Model and analyse fluctuations and bursts in gene expression

The intrinsic stochasticity in the dynamics of mRNA and protein expression has important consequences on gene regulation and on non-genetic cell-to-cell variability. Recently experimental work in prokaryotes and eukaryotes relying on single cell resolution time lapse imaging has enabled a quantitative analysis and modeling of the stochastic processes underlying observed fluctuations.

In this project we develop algorithms to deconvolve time traces from single mammalian fibroblast cells that exploit a novel shorted-lived bioluminescence reporter providing unprecedented temporal resolution. One aim of this project is to investigate the bursting nature of transcription in general, and how it may be involved in the control of circadian or ultradian gene expression. To this end we analyze the promoter of a classical circadian transcription factor, BMAL1, as well as non-circadian regulatory sequences. In this work, we focus on the analysis of such signals using stochastic models that describe the three main processes of gene expression: gene activation, transcription and translation. Previous studies have mostly focused on describing the variability across populations and identifying the different sources of noise. Instead, we aim to reconstruct the temporal sequence of gene activity, mRNA and protein states from individual time traces. For this we developed a 3-layered Hidden Markov Model (see figure) to describe gene activation, mRNA synthesis and protein translation. Deriving analytical approximations for the transition probabilities, we implemented decoding and estimation algorithms that enable us both to infer instantaneous gene activity status, mRNA, and protein copy number. Moreover the same method is used to learn the activation, synthesis and degradation rates defining the stochastic model, as well as to compute the uncertainty of the inferred trajectories.
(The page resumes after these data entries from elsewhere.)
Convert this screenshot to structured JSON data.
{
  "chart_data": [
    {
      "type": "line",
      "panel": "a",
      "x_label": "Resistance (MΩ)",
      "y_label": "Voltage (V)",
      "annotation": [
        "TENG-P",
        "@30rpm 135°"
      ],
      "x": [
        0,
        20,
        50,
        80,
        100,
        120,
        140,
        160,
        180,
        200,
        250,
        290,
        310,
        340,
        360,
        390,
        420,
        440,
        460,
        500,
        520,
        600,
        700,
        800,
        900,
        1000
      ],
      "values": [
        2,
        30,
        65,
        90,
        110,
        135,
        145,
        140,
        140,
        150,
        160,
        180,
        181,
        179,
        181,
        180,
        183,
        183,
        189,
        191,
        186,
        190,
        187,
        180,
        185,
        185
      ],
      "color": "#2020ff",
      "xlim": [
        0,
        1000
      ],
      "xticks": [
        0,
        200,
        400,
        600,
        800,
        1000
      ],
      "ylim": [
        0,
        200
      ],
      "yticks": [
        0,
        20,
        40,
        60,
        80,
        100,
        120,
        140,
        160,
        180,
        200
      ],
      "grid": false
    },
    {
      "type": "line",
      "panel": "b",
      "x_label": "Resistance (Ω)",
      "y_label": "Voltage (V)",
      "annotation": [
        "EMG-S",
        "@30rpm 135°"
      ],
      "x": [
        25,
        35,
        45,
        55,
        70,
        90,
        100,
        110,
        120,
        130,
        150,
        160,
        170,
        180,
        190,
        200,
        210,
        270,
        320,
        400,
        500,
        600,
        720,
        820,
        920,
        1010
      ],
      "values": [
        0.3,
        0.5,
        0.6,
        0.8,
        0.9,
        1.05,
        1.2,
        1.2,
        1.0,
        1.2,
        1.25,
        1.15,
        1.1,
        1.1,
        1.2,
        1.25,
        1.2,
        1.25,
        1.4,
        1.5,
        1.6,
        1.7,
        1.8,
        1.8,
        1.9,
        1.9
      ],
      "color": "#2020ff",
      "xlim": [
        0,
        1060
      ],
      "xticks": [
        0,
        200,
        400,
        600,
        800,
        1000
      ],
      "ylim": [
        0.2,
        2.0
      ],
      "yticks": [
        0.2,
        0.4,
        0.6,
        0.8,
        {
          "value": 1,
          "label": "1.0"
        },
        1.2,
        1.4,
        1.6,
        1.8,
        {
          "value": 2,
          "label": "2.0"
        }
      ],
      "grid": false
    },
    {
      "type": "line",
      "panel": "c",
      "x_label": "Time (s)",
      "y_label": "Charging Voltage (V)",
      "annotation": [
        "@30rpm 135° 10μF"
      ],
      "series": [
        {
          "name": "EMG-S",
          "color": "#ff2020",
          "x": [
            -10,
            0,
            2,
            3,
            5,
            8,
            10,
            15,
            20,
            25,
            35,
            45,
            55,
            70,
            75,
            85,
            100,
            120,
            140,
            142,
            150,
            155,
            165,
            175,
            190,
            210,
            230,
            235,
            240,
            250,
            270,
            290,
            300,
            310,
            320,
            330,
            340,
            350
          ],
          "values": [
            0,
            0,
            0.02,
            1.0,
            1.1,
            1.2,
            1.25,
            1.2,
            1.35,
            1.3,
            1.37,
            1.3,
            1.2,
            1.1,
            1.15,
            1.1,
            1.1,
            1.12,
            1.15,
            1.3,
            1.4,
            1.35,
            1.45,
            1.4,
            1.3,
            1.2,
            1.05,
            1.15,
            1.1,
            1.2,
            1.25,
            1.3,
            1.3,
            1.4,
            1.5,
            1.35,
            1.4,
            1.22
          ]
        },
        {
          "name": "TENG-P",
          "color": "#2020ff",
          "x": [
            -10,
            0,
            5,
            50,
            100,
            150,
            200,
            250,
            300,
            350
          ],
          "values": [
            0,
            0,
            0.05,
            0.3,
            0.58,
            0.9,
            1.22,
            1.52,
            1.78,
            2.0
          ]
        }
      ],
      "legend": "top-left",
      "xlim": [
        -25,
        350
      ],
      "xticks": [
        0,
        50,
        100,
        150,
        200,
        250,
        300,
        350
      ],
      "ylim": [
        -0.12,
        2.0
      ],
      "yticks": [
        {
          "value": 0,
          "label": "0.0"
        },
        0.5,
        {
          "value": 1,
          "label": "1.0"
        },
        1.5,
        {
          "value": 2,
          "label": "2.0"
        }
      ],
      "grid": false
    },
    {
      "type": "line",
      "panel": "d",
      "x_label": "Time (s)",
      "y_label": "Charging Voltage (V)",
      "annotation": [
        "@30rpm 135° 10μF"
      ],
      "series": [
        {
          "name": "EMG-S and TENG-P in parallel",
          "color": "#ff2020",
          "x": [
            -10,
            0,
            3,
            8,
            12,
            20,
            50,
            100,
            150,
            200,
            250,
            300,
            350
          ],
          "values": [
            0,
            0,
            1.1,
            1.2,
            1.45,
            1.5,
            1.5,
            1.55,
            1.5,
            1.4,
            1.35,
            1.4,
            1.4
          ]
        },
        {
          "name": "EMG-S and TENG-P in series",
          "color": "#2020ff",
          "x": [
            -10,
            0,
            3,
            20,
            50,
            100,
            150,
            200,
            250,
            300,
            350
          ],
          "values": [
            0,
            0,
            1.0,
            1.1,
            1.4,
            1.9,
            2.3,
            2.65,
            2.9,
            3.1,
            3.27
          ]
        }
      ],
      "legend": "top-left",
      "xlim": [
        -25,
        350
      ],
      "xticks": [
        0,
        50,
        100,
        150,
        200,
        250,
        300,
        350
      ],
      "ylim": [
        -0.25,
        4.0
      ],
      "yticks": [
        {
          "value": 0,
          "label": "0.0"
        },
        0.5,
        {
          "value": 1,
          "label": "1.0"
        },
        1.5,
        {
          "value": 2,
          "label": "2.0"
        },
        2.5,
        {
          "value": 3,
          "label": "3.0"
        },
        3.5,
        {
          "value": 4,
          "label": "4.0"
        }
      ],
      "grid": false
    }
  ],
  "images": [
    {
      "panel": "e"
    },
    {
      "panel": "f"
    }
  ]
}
We have tested the implementation by extensive simulations using the Gillespie algorithm. Importantly, we have successfully applied the method to parse real recordings indicating that rapid bursting at timescales of tens of minutes may be an intrinsic property of the transcription process in mammalian cells. It remains an open question as to how the bursting relates to fundamental processes such as transcription factor binding dynamics or chromatin remodeling. Our new algorithms will enable us to tackle these important issues in a principled and quantitative fashion.